Even as the Treasury Department encourages some borrowers to pursue short sales to avoid foreclosure, the Federal Housing Administration seems a bit leery of the practice.

In most cases, borrowers who sell their house for less than the balance of their mortgage are barred from getting a new FHA-insured mortgage for three years. But the agency must be getting a lot of queries, because it issued guidelines last week spelling out the limited circumstances under which FHA lenders can make exceptions to that rule.

It said borrowers are eligible for a new FHA loan if they were current on their mortgage (and other debts) at the time of the short sale and the mortgage holder accepted the proceeds from the sale as payment in full. If the lender is still chasing after the borrower for debt not covered by the short sale's proceeds, she doesn't qualify for FHA financing.

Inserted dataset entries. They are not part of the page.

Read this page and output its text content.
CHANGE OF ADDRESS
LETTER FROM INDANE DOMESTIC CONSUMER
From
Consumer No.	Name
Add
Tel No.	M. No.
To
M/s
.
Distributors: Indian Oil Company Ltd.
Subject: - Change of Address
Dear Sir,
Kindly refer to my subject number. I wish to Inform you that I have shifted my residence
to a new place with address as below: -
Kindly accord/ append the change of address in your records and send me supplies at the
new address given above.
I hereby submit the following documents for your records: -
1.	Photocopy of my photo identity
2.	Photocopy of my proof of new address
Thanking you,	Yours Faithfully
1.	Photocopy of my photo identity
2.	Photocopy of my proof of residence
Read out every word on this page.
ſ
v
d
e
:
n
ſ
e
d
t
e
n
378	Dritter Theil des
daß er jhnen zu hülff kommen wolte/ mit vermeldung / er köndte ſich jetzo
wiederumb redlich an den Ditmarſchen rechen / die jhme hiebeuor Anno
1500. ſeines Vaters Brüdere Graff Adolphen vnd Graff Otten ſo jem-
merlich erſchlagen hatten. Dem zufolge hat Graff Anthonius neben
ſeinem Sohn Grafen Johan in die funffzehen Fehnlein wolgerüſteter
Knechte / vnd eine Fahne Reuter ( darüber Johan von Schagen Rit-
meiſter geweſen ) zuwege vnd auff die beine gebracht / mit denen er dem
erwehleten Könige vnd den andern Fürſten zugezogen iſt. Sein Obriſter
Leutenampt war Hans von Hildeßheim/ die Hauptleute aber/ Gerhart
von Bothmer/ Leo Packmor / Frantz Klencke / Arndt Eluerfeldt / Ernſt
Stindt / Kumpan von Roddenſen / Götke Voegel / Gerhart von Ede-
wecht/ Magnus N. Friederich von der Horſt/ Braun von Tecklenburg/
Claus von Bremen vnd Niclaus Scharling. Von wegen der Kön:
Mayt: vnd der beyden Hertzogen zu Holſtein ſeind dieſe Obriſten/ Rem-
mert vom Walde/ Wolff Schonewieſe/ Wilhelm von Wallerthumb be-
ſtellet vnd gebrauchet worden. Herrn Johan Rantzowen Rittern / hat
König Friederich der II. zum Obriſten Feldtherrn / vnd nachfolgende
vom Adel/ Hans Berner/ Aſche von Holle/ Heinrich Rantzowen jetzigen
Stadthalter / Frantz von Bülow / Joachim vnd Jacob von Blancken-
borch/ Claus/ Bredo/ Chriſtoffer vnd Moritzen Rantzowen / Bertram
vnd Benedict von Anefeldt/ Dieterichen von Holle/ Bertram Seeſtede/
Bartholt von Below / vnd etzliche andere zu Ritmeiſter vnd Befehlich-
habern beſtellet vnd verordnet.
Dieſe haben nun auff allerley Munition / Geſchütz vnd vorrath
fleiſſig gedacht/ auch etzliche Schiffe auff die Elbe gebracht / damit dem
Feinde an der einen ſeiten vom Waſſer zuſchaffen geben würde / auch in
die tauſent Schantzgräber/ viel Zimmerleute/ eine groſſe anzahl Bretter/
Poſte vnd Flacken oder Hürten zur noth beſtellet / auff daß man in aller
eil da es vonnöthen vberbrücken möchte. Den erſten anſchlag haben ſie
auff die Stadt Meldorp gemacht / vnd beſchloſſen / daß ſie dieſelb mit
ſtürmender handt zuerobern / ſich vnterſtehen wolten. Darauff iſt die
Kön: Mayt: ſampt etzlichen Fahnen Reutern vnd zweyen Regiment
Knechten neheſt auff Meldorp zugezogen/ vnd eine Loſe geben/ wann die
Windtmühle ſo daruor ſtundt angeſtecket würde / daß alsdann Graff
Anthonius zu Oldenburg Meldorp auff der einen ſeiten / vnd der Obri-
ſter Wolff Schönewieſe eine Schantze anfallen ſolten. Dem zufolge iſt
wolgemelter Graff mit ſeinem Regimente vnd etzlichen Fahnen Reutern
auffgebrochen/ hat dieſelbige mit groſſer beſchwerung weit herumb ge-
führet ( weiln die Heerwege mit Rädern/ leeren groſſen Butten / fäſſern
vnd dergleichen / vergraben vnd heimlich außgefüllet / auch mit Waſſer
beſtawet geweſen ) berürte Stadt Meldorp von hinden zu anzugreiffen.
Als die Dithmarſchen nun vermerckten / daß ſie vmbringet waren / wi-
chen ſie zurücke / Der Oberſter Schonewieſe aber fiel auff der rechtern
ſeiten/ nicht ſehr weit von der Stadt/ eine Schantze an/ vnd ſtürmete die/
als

In certain circumstances deemed to be beyond a borrower's control, such as the death of a primary wage earner or long-term uninsured illness, she can get a new FHA loan even if she was in default at the time of the short sale. But that's only if a review of her credit report indicates her credit history was "satisfactory" prior to these circumstances.

FHA will also insure the first mortgage in a "short payoff" — that is, a refinancing where the existing noteholder writes off the amount of debt that, due to a decline in property value or income, cannot be refinanced into the new mortgage. But again, the borrower must be current on loan payments.

Further, borrowers are not eligible for a new FHA loan if they pursue a short sale simply to take advantage of a tanking market and purchase a similar or larger property nearby at a lower price, the agency said.

Of course, that raises the same question as in the B of A-MGIC case: How is a lender to know the borrower's intent?

Quotable …

"Do you think billionaire investor Sam Zell feels any guilt or shame because his buyout of the Tribune Co., which had $12.9 billion in debt, ended in a Chapter 11 filing last December? Rather than worry about whether Americans will take cues from modest homeowners who make a tough decision not to stay current on debt, perhaps we should worry about middle-class Americans taking cues from billionaires and Fortune 500 companies who make the rational decision not to stay current on debt."

— The writer Daniel Gross, in a Dec. 21 Newsweek column.